Urgent need for skilled staff
Another reason for the extremely low utilization of health facilities is a lack of trust in such facilities, as opposed to more prevalent trust in traditional birth attendants.

And the amount of available, skilled human resources and essential equipment is far too small for the needs of the existing health facilities, especially in rural areas. For example, deliveries are performed by trained midwives in only 2 per cent of community health centres, and only 5 per cent of the facilities have paediatricians.

Most deliveries are performed by traditional birth attendants, who are unskilled and do not make timely medical referrals for difficult cases.

© UNICEF Sierra Leone/2008
A Sierra Leonean mother breastfeeds her baby. Exclusive breastfeeding protects babies from diarrhoea, infections and other illnesses.

“The most urgent need is for staff that can do basic life-saving things such as give injections,” said Dr. Shoo.

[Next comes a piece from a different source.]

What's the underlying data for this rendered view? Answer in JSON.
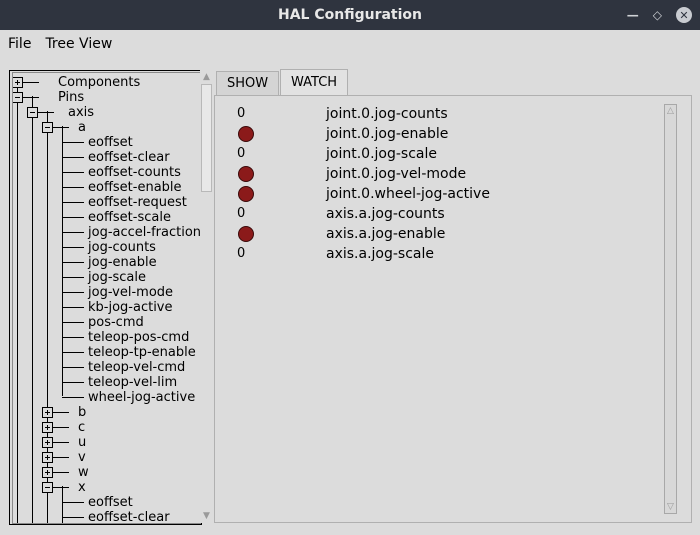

Lack of ambulance services and a shortage of basic utilities – such as water, electricity and communications systems for referrals – further compound the problems faced by Sierra Leone in treating newborns, especially pre-term or low birth-weight babies.

Response to shortages
In order to support the government in arresting and reversing this trend, UNICEF has built maternity clinics in several undeveloped districts. In addition, it distributes essential drugs and other supplies for obstetric care, and trains health personnel.

UNICEF also supports the delivery of essential preventive and curative health services for children under five years of age and women of child-bearing age.

Finally, UNICEF supports a community-based approach to reducing infant and young child mortality and improving overall child health. Mothers and children receive health and hygiene education, including information about the importance of handwashing with soap, exclusive breastfeeding, nutrition and malaria prevention. Parents learn how to treat infections in newborns and how to respond if a newborn stops breathing.

UNICEF’s work to improve maternal and newborn health is expected to save the lives of mothers and their children – and give them a chance for a healthier future.